The Central Bank of Nigeria, CBN on Friday said it would continue to implement the cashless policy in line with its mandate to ensure an efficient payment system.
The CBN Governor, Godwin Emefiele, who said this while briefing journalists shortly after the Monetary Policy Committee meeting, stated that contrary to claims in some quarters that many Nigerians would suffer the negative impact of the policy, only about five to 10 per of bank customers would be affected.
The apex bank had in a circular to Deposit Money Banks stated that from Wednesday, September 18, it would impose three per cent processing fees on withdrawals and two per cent processing fees on lodgements of amounts above N500, 000 for individual accounts.
For corporate accounts, the apex bank in the circular said that DMBs would charge five per cent processing fees on withdrawals and three processing fee on lodgements of amounts above N3m.
The House of Representatives had on Thursday through a resolution directed the apex bank to suspend the policy.
But responding to the development, Emefiele said if the Nigerian economy was to compete effectively with those of developed countries, a payment system that encourages the use of non-cash channels was desirable.
He said that before the cashless policy was first inaugurated in 2012, a lot of stakeholder engagements were done to sensitise Nigerians on its benefits.
He said the policy was suspended in 2014 to allow more payment channels to be developed by Deposit Money Banks, but said that since the policy was suspended, currency management cost had continued to increase year-on-year at an average annual growth rate of 33 per cent.
However, he said the bank had continued to provide alternative channels, adding that people had embraced it.
He said Point of Sale transactions had moved from N48bn in 2012 to N2.2tn while electronic transfer had moved from N3.8tn in 2012 to N80.46tn in 2018.
Emefiele said, “Since the policy was first launched, currency management costs have continued to increase year-on-year at an average annual growth rate of 33 per cent.
“Notwithstanding, electronic transactions have increased within the economy. We have provided alternative channels and people have embraced it.
“This is a strategic timing of these actions because on Monday, September 23rd, the mutual evaluation by GIABA (Inter-governmental Action Group Against Money Laundering in West Africa) on the country’s anti-money laundry and CFT (Combating Financing of Terrorism) regime will begin.
“Passing the mutual evaluation positions Nigeria as a safe and credible destination for financial transactions across the world.
“GIABA will be in Nigeria to access the rate at which Nigeria has embraced anti-money laundry and CFT regime. It is important that we display and show to them that Nigeria is indeed in conformity with their practices as enshrined in their anti-money laundry and CFA laws.”

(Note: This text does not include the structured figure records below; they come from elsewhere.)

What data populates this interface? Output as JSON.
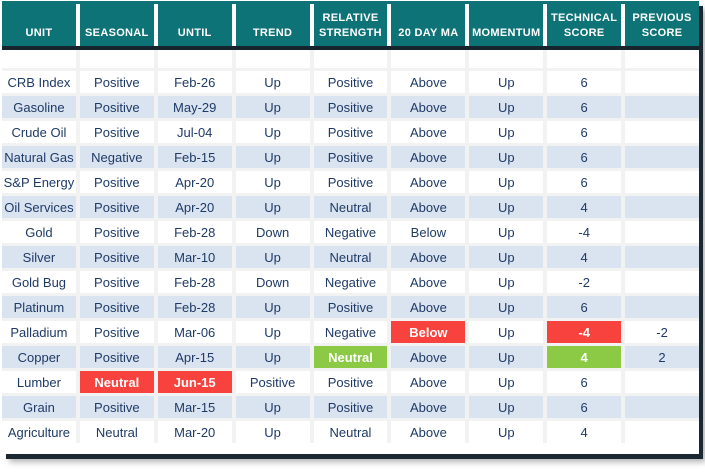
{
  "colors": {
    "header_teal": "#0e7377",
    "divider_dark": "#16242e",
    "stripe_blue": "#dae3f0",
    "text_navy": "#1e3a66",
    "highlight_red": "#f8423e",
    "highlight_green": "#8cc944"
  },
  "table": {
    "columns": [
      {
        "key": "unit",
        "label": "UNIT"
      },
      {
        "key": "seasonal",
        "label": "SEASONAL"
      },
      {
        "key": "until",
        "label": "UNTIL"
      },
      {
        "key": "trend",
        "label": "TREND"
      },
      {
        "key": "relative_strength",
        "label": "RELATIVE STRENGTH"
      },
      {
        "key": "ma20",
        "label": "20 DAY MA"
      },
      {
        "key": "momentum",
        "label": "MOMENTUM"
      },
      {
        "key": "technical_score",
        "label": "TECHNICAL SCORE"
      },
      {
        "key": "previous_score",
        "label": "PREVIOUS SCORE"
      }
    ],
    "rows": [
      {
        "cells": {
          "unit": "CRB Index",
          "seasonal": "Positive",
          "until": "Feb-26",
          "trend": "Up",
          "relative_strength": "Positive",
          "ma20": "Above",
          "momentum": "Up",
          "technical_score": "6",
          "previous_score": ""
        }
      },
      {
        "cells": {
          "unit": "Gasoline",
          "seasonal": "Positive",
          "until": "May-29",
          "trend": "Up",
          "relative_strength": "Positive",
          "ma20": "Above",
          "momentum": "Up",
          "technical_score": "6",
          "previous_score": ""
        }
      },
      {
        "cells": {
          "unit": "Crude Oil",
          "seasonal": "Positive",
          "until": "Jul-04",
          "trend": "Up",
          "relative_strength": "Positive",
          "ma20": "Above",
          "momentum": "Up",
          "technical_score": "6",
          "previous_score": ""
        }
      },
      {
        "cells": {
          "unit": "Natural Gas",
          "seasonal": "Negative",
          "until": "Feb-15",
          "trend": "Up",
          "relative_strength": "Positive",
          "ma20": "Above",
          "momentum": "Up",
          "technical_score": "6",
          "previous_score": ""
        }
      },
      {
        "cells": {
          "unit": "S&P Energy",
          "seasonal": "Positive",
          "until": "Apr-20",
          "trend": "Up",
          "relative_strength": "Positive",
          "ma20": "Above",
          "momentum": "Up",
          "technical_score": "6",
          "previous_score": ""
        }
      },
      {
        "cells": {
          "unit": "Oil Services",
          "seasonal": "Positive",
          "until": "Apr-20",
          "trend": "Up",
          "relative_strength": "Neutral",
          "ma20": "Above",
          "momentum": "Up",
          "technical_score": "4",
          "previous_score": ""
        }
      },
      {
        "cells": {
          "unit": "Gold",
          "seasonal": "Positive",
          "until": "Feb-28",
          "trend": "Down",
          "relative_strength": "Negative",
          "ma20": "Below",
          "momentum": "Up",
          "technical_score": "-4",
          "previous_score": ""
        }
      },
      {
        "cells": {
          "unit": "Silver",
          "seasonal": "Positive",
          "until": "Mar-10",
          "trend": "Up",
          "relative_strength": "Neutral",
          "ma20": "Above",
          "momentum": "Up",
          "technical_score": "4",
          "previous_score": ""
        }
      },
      {
        "cells": {
          "unit": "Gold Bug",
          "seasonal": "Positive",
          "until": "Feb-28",
          "trend": "Down",
          "relative_strength": "Negative",
          "ma20": "Above",
          "momentum": "Up",
          "technical_score": "-2",
          "previous_score": ""
        }
      },
      {
        "cells": {
          "unit": "Platinum",
          "seasonal": "Positive",
          "until": "Feb-28",
          "trend": "Up",
          "relative_strength": "Positive",
          "ma20": "Above",
          "momentum": "Up",
          "technical_score": "6",
          "previous_score": ""
        }
      },
      {
        "cells": {
          "unit": "Palladium",
          "seasonal": "Positive",
          "until": "Mar-06",
          "trend": "Up",
          "relative_strength": "Negative",
          "ma20": "Below",
          "momentum": "Up",
          "technical_score": "-4",
          "previous_score": "-2"
        },
        "highlights": {
          "ma20": "red",
          "technical_score": "red"
        }
      },
      {
        "cells": {
          "unit": "Copper",
          "seasonal": "Positive",
          "until": "Apr-15",
          "trend": "Up",
          "relative_strength": "Neutral",
          "ma20": "Above",
          "momentum": "Up",
          "technical_score": "4",
          "previous_score": "2"
        },
        "highlights": {
          "relative_strength": "green",
          "technical_score": "green"
        }
      },
      {
        "cells": {
          "unit": "Lumber",
          "seasonal": "Neutral",
          "until": "Jun-15",
          "trend": "Positive",
          "relative_strength": "Positive",
          "ma20": "Above",
          "momentum": "Up",
          "technical_score": "6",
          "previous_score": ""
        },
        "highlights": {
          "seasonal": "red",
          "until": "red"
        }
      },
      {
        "cells": {
          "unit": "Grain",
          "seasonal": "Positive",
          "until": "Mar-15",
          "trend": "Up",
          "relative_strength": "Positive",
          "ma20": "Above",
          "momentum": "Up",
          "technical_score": "6",
          "previous_score": ""
        }
      },
      {
        "cells": {
          "unit": "Agriculture",
          "seasonal": "Neutral",
          "until": "Mar-20",
          "trend": "Up",
          "relative_strength": "Neutral",
          "ma20": "Above",
          "momentum": "Up",
          "technical_score": "4",
          "previous_score": ""
        }
      }
    ]
  },
  "chart_data": {
    "type": "table",
    "title": "",
    "columns": [
      "UNIT",
      "SEASONAL",
      "UNTIL",
      "TREND",
      "RELATIVE STRENGTH",
      "20 DAY MA",
      "MOMENTUM",
      "TECHNICAL SCORE",
      "PREVIOUS SCORE"
    ],
    "rows": [
      [
        "CRB Index",
        "Positive",
        "Feb-26",
        "Up",
        "Positive",
        "Above",
        "Up",
        6,
        null
      ],
      [
        "Gasoline",
        "Positive",
        "May-29",
        "Up",
        "Positive",
        "Above",
        "Up",
        6,
        null
      ],
      [
        "Crude Oil",
        "Positive",
        "Jul-04",
        "Up",
        "Positive",
        "Above",
        "Up",
        6,
        null
      ],
      [
        "Natural Gas",
        "Negative",
        "Feb-15",
        "Up",
        "Positive",
        "Above",
        "Up",
        6,
        null
      ],
      [
        "S&P Energy",
        "Positive",
        "Apr-20",
        "Up",
        "Positive",
        "Above",
        "Up",
        6,
        null
      ],
      [
        "Oil Services",
        "Positive",
        "Apr-20",
        "Up",
        "Neutral",
        "Above",
        "Up",
        4,
        null
      ],
      [
        "Gold",
        "Positive",
        "Feb-28",
        "Down",
        "Negative",
        "Below",
        "Up",
        -4,
        null
      ],
      [
        "Silver",
        "Positive",
        "Mar-10",
        "Up",
        "Neutral",
        "Above",
        "Up",
        4,
        null
      ],
      [
        "Gold Bug",
        "Positive",
        "Feb-28",
        "Down",
        "Negative",
        "Above",
        "Up",
        -2,
        null
      ],
      [
        "Platinum",
        "Positive",
        "Feb-28",
        "Up",
        "Positive",
        "Above",
        "Up",
        6,
        null
      ],
      [
        "Palladium",
        "Positive",
        "Mar-06",
        "Up",
        "Negative",
        "Below",
        "Up",
        -4,
        -2
      ],
      [
        "Copper",
        "Positive",
        "Apr-15",
        "Up",
        "Neutral",
        "Above",
        "Up",
        4,
        2
      ],
      [
        "Lumber",
        "Neutral",
        "Jun-15",
        "Positive",
        "Positive",
        "Above",
        "Up",
        6,
        null
      ],
      [
        "Grain",
        "Positive",
        "Mar-15",
        "Up",
        "Positive",
        "Above",
        "Up",
        6,
        null
      ],
      [
        "Agriculture",
        "Neutral",
        "Mar-20",
        "Up",
        "Neutral",
        "Above",
        "Up",
        4,
        null
      ]
    ],
    "highlighted_cells": [
      {
        "row": "Palladium",
        "column": "20 DAY MA",
        "color": "red"
      },
      {
        "row": "Palladium",
        "column": "TECHNICAL SCORE",
        "color": "red"
      },
      {
        "row": "Copper",
        "column": "RELATIVE STRENGTH",
        "color": "green"
      },
      {
        "row": "Copper",
        "column": "TECHNICAL SCORE",
        "color": "green"
      },
      {
        "row": "Lumber",
        "column": "SEASONAL",
        "color": "red"
      },
      {
        "row": "Lumber",
        "column": "UNTIL",
        "color": "red"
      }
    ]
  }
}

The apex bank boss said if the CBN did not implement the cashless policy, credit cards owned by Nigerians might not be used abroad.
On the Value Added Tax, he said the MPC supported the decision of the Federal Government to increase the rate from five per cent to 7.5 per cent.

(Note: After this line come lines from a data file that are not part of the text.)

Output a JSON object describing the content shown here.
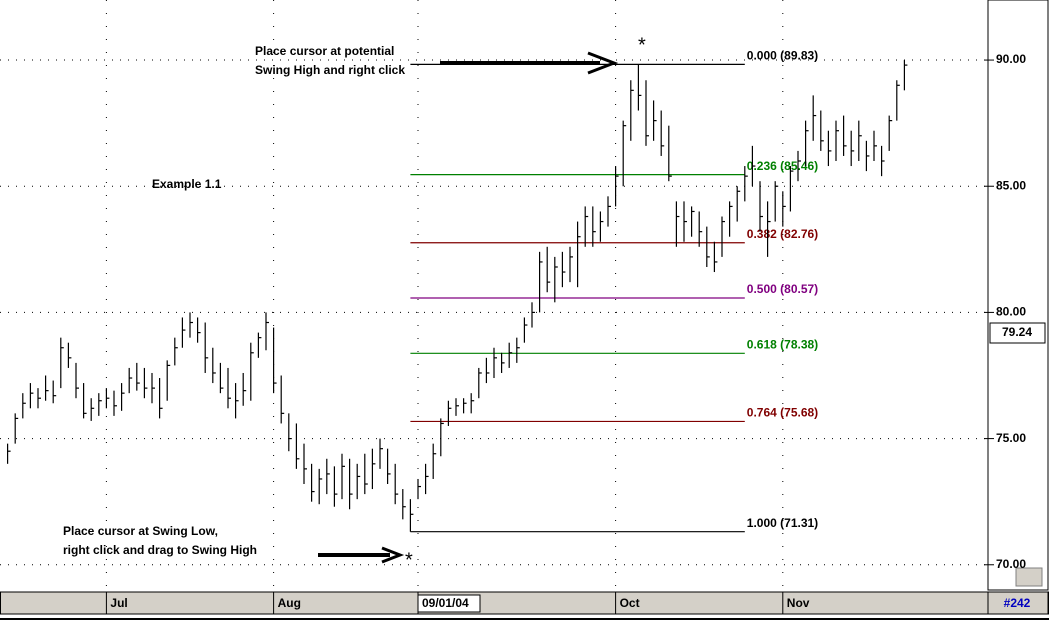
{
  "chart_data": {
    "type": "ohlc",
    "title": "Example 1.1",
    "annotations": {
      "top": [
        "Place cursor at potential",
        "Swing High and right click"
      ],
      "bottom": [
        "Place cursor at Swing Low,",
        "right click and drag to Swing High"
      ],
      "marker": "*"
    },
    "high": [
      74.8,
      76.0,
      76.8,
      77.2,
      77.0,
      77.5,
      77.3,
      79.0,
      78.8,
      78.0,
      77.2,
      76.6,
      76.8,
      77.0,
      76.9,
      77.2,
      77.8,
      78.0,
      77.8,
      77.6,
      77.4,
      78.1,
      79.0,
      79.8,
      80.0,
      79.8,
      79.6,
      78.6,
      78.0,
      77.8,
      77.2,
      77.6,
      78.8,
      79.2,
      80.0,
      79.4,
      77.5,
      76.0,
      75.6,
      74.8,
      74.0,
      73.8,
      74.2,
      73.9,
      74.4,
      74.2,
      74.0,
      74.4,
      74.6,
      75.0,
      74.6,
      74.0,
      73.0,
      72.6,
      73.4,
      74.0,
      74.8,
      75.8,
      76.5,
      76.6,
      76.6,
      76.8,
      77.8,
      78.2,
      78.6,
      78.4,
      78.8,
      79.0,
      79.8,
      80.4,
      82.4,
      82.6,
      82.2,
      82.4,
      82.6,
      83.6,
      84.2,
      84.2,
      84.0,
      84.6,
      85.8,
      87.6,
      89.2,
      89.83,
      89.2,
      88.4,
      88.0,
      87.4,
      84.4,
      84.4,
      84.2,
      84.0,
      83.4,
      82.8,
      83.8,
      84.4,
      85.0,
      85.8,
      86.6,
      85.2,
      84.4,
      85.2,
      84.8,
      85.8,
      86.4,
      87.6,
      88.6,
      88.0,
      87.2,
      87.6,
      87.8,
      87.2,
      87.6,
      86.8,
      87.2,
      86.6,
      87.8,
      89.2,
      90.0
    ],
    "low": [
      74.0,
      74.8,
      75.8,
      76.2,
      76.2,
      76.5,
      76.4,
      77.0,
      77.8,
      76.6,
      75.8,
      75.7,
      75.9,
      76.2,
      75.9,
      76.1,
      76.8,
      76.9,
      76.6,
      76.4,
      75.8,
      76.5,
      77.9,
      78.6,
      79.0,
      78.8,
      77.6,
      77.2,
      76.8,
      76.2,
      75.8,
      76.3,
      76.5,
      78.2,
      78.5,
      76.8,
      75.6,
      74.5,
      73.8,
      73.2,
      72.5,
      72.4,
      72.8,
      72.3,
      72.6,
      72.2,
      72.6,
      72.8,
      73.0,
      73.8,
      73.2,
      72.4,
      71.8,
      71.31,
      72.6,
      72.8,
      73.4,
      74.3,
      75.5,
      75.9,
      76.0,
      76.0,
      76.6,
      77.2,
      77.4,
      77.6,
      77.8,
      78.0,
      78.8,
      79.4,
      80.0,
      80.8,
      80.4,
      81.0,
      81.2,
      81.0,
      82.6,
      82.6,
      82.8,
      83.4,
      84.2,
      85.0,
      86.8,
      88.0,
      86.6,
      86.8,
      86.2,
      85.2,
      82.6,
      82.8,
      83.0,
      82.6,
      81.8,
      81.6,
      82.2,
      83.0,
      83.6,
      84.4,
      85.0,
      83.2,
      82.2,
      83.6,
      83.4,
      84.0,
      85.2,
      85.8,
      86.8,
      86.4,
      85.8,
      86.0,
      86.2,
      85.8,
      86.0,
      85.6,
      86.0,
      85.4,
      86.4,
      87.6,
      88.8
    ],
    "close": [
      74.5,
      75.8,
      76.4,
      76.8,
      76.6,
      76.9,
      76.7,
      78.6,
      78.2,
      77.0,
      76.0,
      76.2,
      76.5,
      76.6,
      76.3,
      76.8,
      77.4,
      77.2,
      77.0,
      77.0,
      76.2,
      77.9,
      78.6,
      79.3,
      79.6,
      79.2,
      78.2,
      77.6,
      77.0,
      76.6,
      76.5,
      76.9,
      78.4,
      79.0,
      79.6,
      77.2,
      76.0,
      75.0,
      74.2,
      73.8,
      72.9,
      73.4,
      73.6,
      72.8,
      73.9,
      72.8,
      73.5,
      73.2,
      74.0,
      74.6,
      73.6,
      72.8,
      72.3,
      72.0,
      73.1,
      73.5,
      74.4,
      75.6,
      76.2,
      76.3,
      76.4,
      76.5,
      77.6,
      77.6,
      78.2,
      78.0,
      78.4,
      78.6,
      79.5,
      80.0,
      82.0,
      81.2,
      81.8,
      81.6,
      82.2,
      83.0,
      83.8,
      83.2,
      83.6,
      84.2,
      85.4,
      87.4,
      88.8,
      88.6,
      87.0,
      87.6,
      86.6,
      85.4,
      83.8,
      83.6,
      84.0,
      83.2,
      82.2,
      82.0,
      83.6,
      84.2,
      84.8,
      85.4,
      85.8,
      83.8,
      83.6,
      85.0,
      84.2,
      85.6,
      86.0,
      87.2,
      87.8,
      86.8,
      86.4,
      87.2,
      86.6,
      86.4,
      87.0,
      86.2,
      86.6,
      86.0,
      87.6,
      89.0,
      89.8
    ],
    "color": "#000000",
    "xlim": [
      -1,
      129
    ],
    "xticks": [
      {
        "value": 13,
        "label": "Jul"
      },
      {
        "value": 35,
        "label": "Aug"
      },
      {
        "value": 80,
        "label": "Oct"
      },
      {
        "value": 102,
        "label": "Nov"
      }
    ],
    "cursor_date": {
      "value": 54,
      "label": "09/01/04"
    },
    "ylim": [
      69.0,
      92.38
    ],
    "yticks": [
      {
        "value": 90,
        "label": "90.00"
      },
      {
        "value": 85,
        "label": "85.00"
      },
      {
        "value": 80,
        "label": "80.00"
      },
      {
        "value": 75,
        "label": "75.00"
      },
      {
        "value": 70,
        "label": "70.00"
      }
    ],
    "last_price": 79.24,
    "chart_id": "#242",
    "grid": true,
    "fib": {
      "x_start": 53,
      "x_end": 97,
      "levels": [
        {
          "label": "0.000 (89.83)",
          "value": 89.83,
          "color": "#000000"
        },
        {
          "label": "0.236 (85.46)",
          "value": 85.46,
          "color": "#008000"
        },
        {
          "label": "0.382 (82.76)",
          "value": 82.76,
          "color": "#800000"
        },
        {
          "label": "0.500 (80.57)",
          "value": 80.57,
          "color": "#800080"
        },
        {
          "label": "0.618 (78.38)",
          "value": 78.38,
          "color": "#008000"
        },
        {
          "label": "0.764 (75.68)",
          "value": 75.68,
          "color": "#800000"
        },
        {
          "label": "1.000 (71.31)",
          "value": 71.31,
          "color": "#000000"
        }
      ]
    }
  }
}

He said with Nigeria having one of the lowest VAT rate in the world, and faced with fiscal challenge, the best way to shore up revenue was to increase tax.
He said, “The MPC endorsed the increase in the VAT rate from five per cent to 7.5 per cent. The government has the responsibility to fend for everybody.

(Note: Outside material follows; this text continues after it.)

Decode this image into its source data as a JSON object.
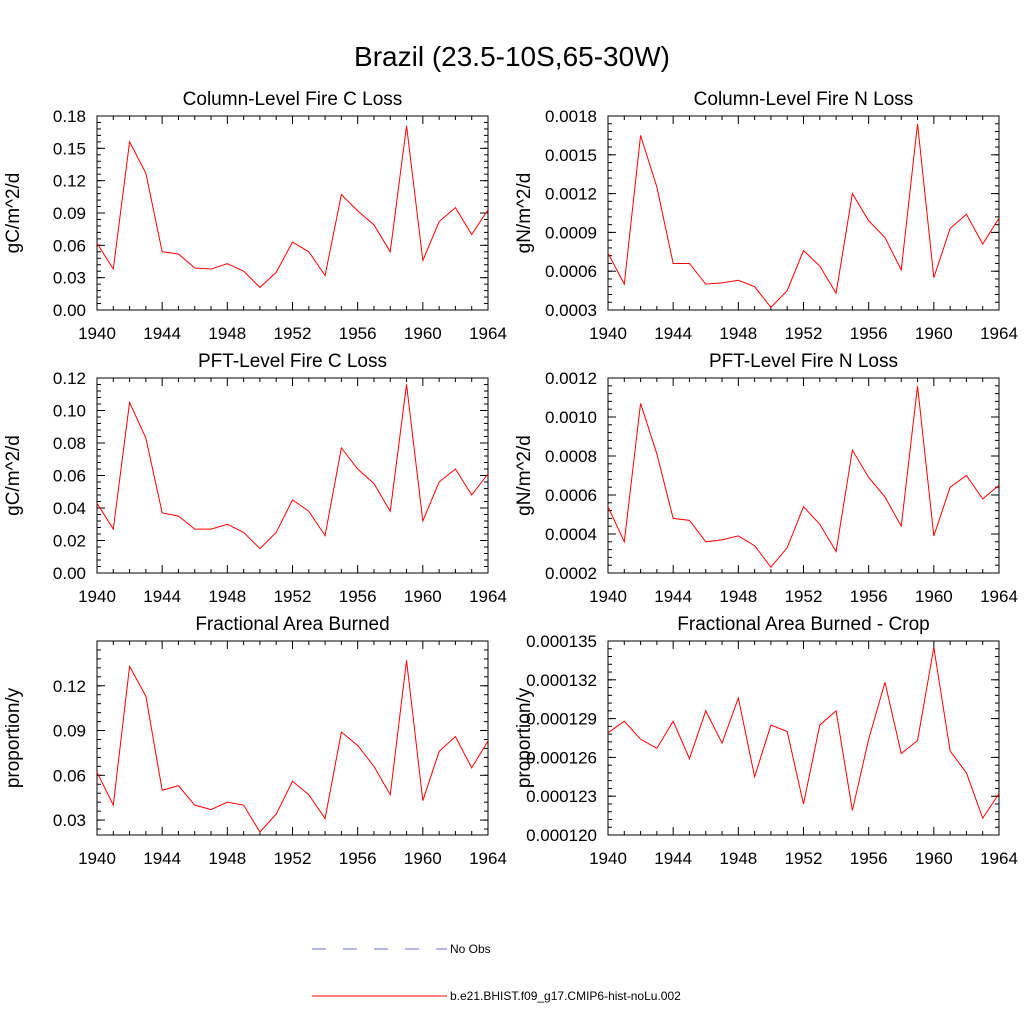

“In fending for everybody means that it has to spend money to provide infrastructure – roads, airports, different things that will improve the lives of its people.
“There are two ways through which government can fund these expenditures. It’s either it raises revenue or goes for debt. You all know that the government has been criticised that the debt stock is too high.
“You all know that government debt service ratios are too high. What that means is that your revenue is small because if your revenue is large, then your debt service ratios will be lower.”
He added, “If we say government should not borrow; then, government must raise revenue. If government must raise revenue and we think this is one way government can raise revenue to meet its obligation.”
Emefiele said while the decision to increase VAT might be painful to Nigerians, the benefit of such move far outweighed the cost.